Mosaic provides a hypertext interface to the Internet. Hypertext is text which contains highlighted links, called hyperlinks or anchors, to other texts. Each highlighted phrase (in color or underlined) is a hyperlink to another document or information resource somewhere on the Net. A single click with the left mouse button on any highlighted phrase will follow the link. To follow a link, in this sense, means that Mosaic will retrieve the document associated with the selected hyperlink and display it.
Hypertext can be plain text, images, audio, or video. Mosaic allows the display of text with inlined images, and also features unlimited multimedia capabilities. File types that Mosaic cannot handle internally, such as mpeg movies, sound files, Postscript documents, and JPEG images, are automatically sent to external viewers (or players) for display.

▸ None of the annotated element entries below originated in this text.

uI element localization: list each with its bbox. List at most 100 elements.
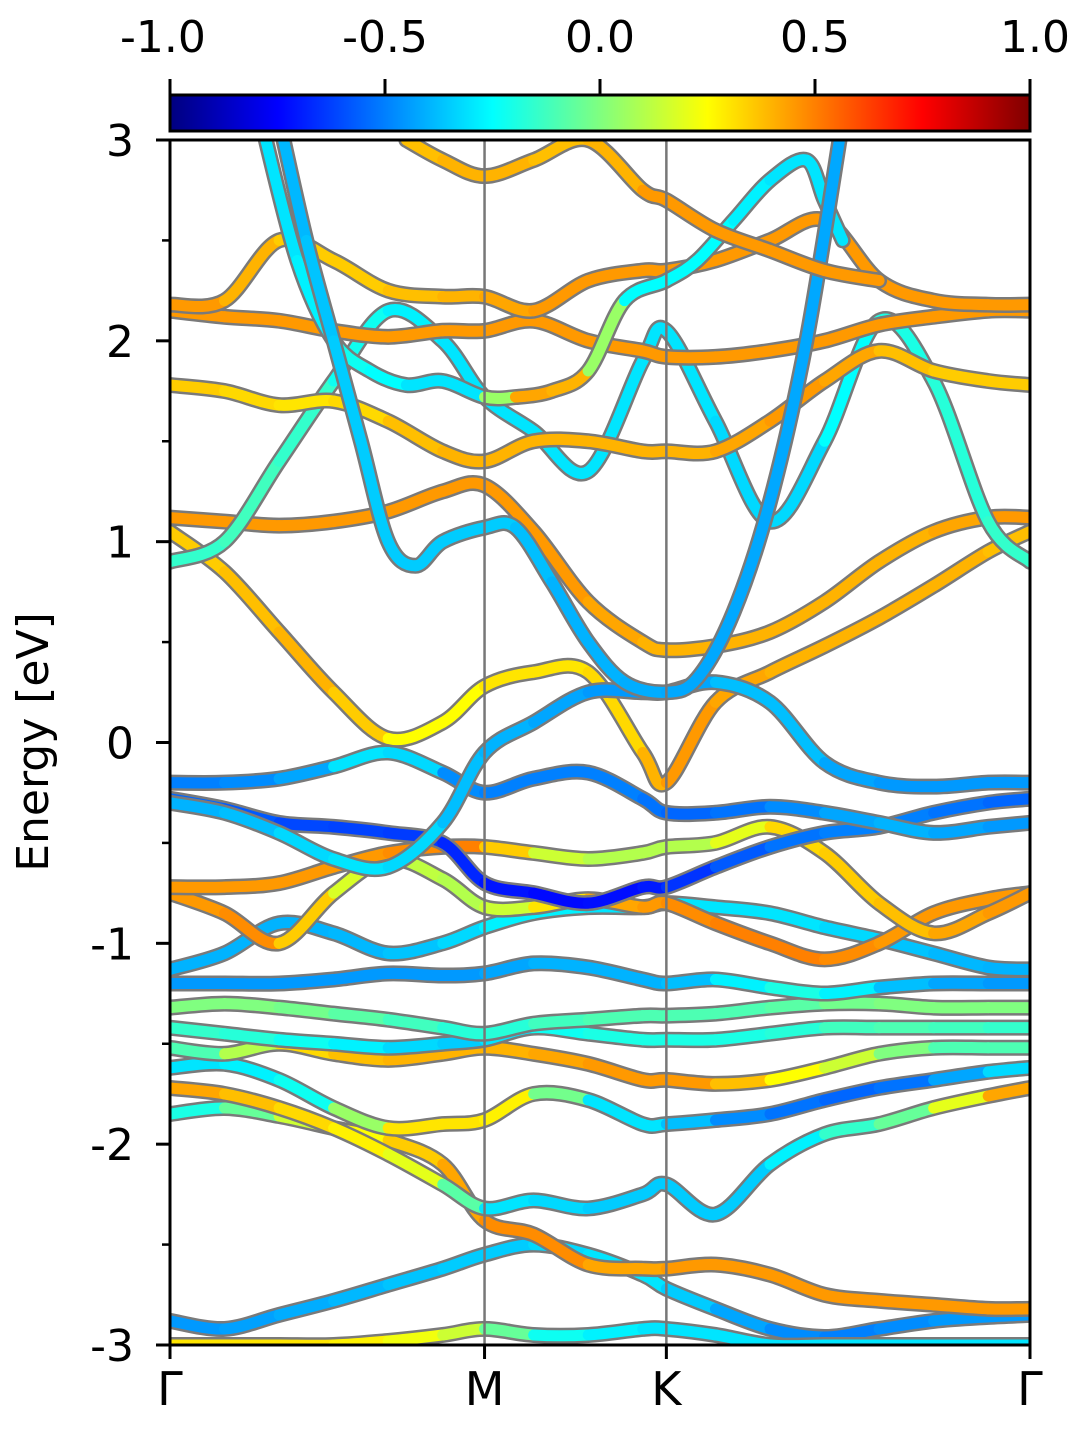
band-segment [328, 686, 394, 744]
band-segment [691, 606, 740, 684]
band-segment [479, 901, 540, 916]
band-segment [437, 1249, 491, 1275]
band-5 [170, 1035, 1030, 1092]
band-segment [800, 140, 846, 347]
band-segment [660, 194, 721, 236]
band-segment [546, 576, 594, 648]
band-segment [170, 1057, 231, 1074]
band-segment [764, 982, 831, 1000]
band-segment [328, 255, 394, 297]
band-segment [709, 345, 776, 363]
band-segment [273, 1295, 340, 1321]
band-segment [873, 777, 940, 793]
band-7 [170, 995, 1030, 1042]
band-segment [382, 325, 449, 343]
band-outline [170, 474, 1030, 659]
band-segment [382, 1329, 449, 1345]
band-segment [819, 612, 885, 652]
band-segment [219, 773, 285, 789]
band-segment [328, 325, 394, 343]
band-segment [382, 415, 449, 457]
band-segment [437, 1323, 491, 1341]
band-segment [170, 1022, 231, 1040]
x-tick-label: Γ [157, 1362, 183, 1416]
band-16 [170, 474, 1030, 659]
band-segment [382, 1038, 449, 1054]
band-segment [273, 516, 340, 532]
band-segment [928, 546, 994, 592]
band-segment [437, 1022, 491, 1040]
band-segment [170, 1082, 231, 1100]
band-segment [437, 747, 491, 829]
band-8 [170, 955, 1030, 1002]
band-segment [928, 947, 994, 973]
band-segment [660, 807, 721, 820]
band-segment [528, 140, 594, 166]
band-segment [928, 1090, 994, 1114]
band-segment [582, 1028, 649, 1046]
band-segment [437, 967, 491, 981]
band-segment [479, 1323, 540, 1341]
band-segment [582, 961, 649, 985]
band-segment [170, 1102, 231, 1120]
band-segment [819, 1082, 885, 1106]
band-segment [528, 526, 594, 608]
band-segment [219, 455, 285, 548]
band-segment [660, 973, 721, 989]
band-segment [582, 1323, 649, 1341]
y-tick-label: -3 [90, 1321, 134, 1372]
band-segment [528, 957, 594, 973]
band-segment [660, 1178, 721, 1220]
band-3 [170, 1079, 1030, 1223]
band-segment [982, 375, 1030, 391]
band-segment [660, 325, 721, 427]
band-segment [660, 445, 721, 459]
band-segment [219, 311, 285, 327]
band-segment [328, 1038, 394, 1054]
band-segment [382, 967, 449, 981]
band-segment [982, 526, 1030, 558]
band-segment [928, 821, 994, 839]
band-segment [479, 479, 540, 538]
plot-area: -3 -2 -1 0 1 2 3 Γ M K Γ Energy [eV] [8, 116, 1043, 1416]
band-segment [982, 961, 1030, 975]
band-segment [479, 1042, 540, 1060]
band-segment [273, 1034, 340, 1050]
band-segment [764, 696, 831, 769]
band-segment [764, 801, 831, 819]
band-segment [764, 1094, 831, 1120]
band-segment [982, 1062, 1030, 1078]
band-segment [764, 1022, 831, 1040]
band-segment [764, 435, 831, 528]
y-axis: -3 -2 -1 0 1 2 3 [90, 116, 170, 1372]
band-segment [328, 821, 394, 839]
band-segment [728, 174, 776, 226]
y-tick-label: 2 [106, 317, 134, 368]
band-segment [928, 375, 994, 528]
band-segment [728, 496, 776, 618]
band-lines [170, 140, 1030, 1345]
band-segment [928, 1311, 994, 1327]
band-segment [928, 777, 994, 793]
band-segment [709, 801, 776, 819]
band-segment [764, 998, 831, 1014]
band-segment [273, 1002, 340, 1020]
band-segment [509, 522, 558, 588]
band-segment [300, 234, 340, 347]
band-segment [528, 433, 594, 447]
band-segment [709, 901, 776, 919]
band-segment [382, 817, 449, 873]
band-1 [170, 1236, 1030, 1345]
x-tick-label: K [651, 1362, 683, 1416]
x-tick-label: Γ [1017, 1362, 1043, 1416]
band-segment [873, 580, 940, 624]
band-segment [528, 275, 594, 317]
band-segment [660, 1114, 721, 1130]
band-segment [819, 1048, 885, 1074]
band-segment [273, 887, 340, 949]
band-segment [170, 512, 231, 528]
band-segment [437, 1114, 491, 1130]
band-segment [764, 640, 831, 678]
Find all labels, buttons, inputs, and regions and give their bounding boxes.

The Mosaic client communicates with HTTP servers. HTTP is the HyperText Transfer Protocol of the World Wide Web (WWW), which allows access to hypertext information across the network. Mosaic can also communicate with more traditional Internet protocols such as FTP, Gopher, WAIS, NNTP, etc. Since Mosaic was introduced only a few months ago, the number of WWW servers and the WWW traffic over the Internet has increased dramatically. Requests for the NCSA WWW server have been increasing at 11% per week. Sun Microsystems set up a Mosaic/WWW server for information on the Winter Olympics that was handling up to 100,000 users per day and 32,000 page requests per hour.
All NPAC InfoVision applications and demonstrations, including video on-demand, simulation on-demand, image and text on-demand, and access to educational information, have been or can be made available across the network under Mosaic.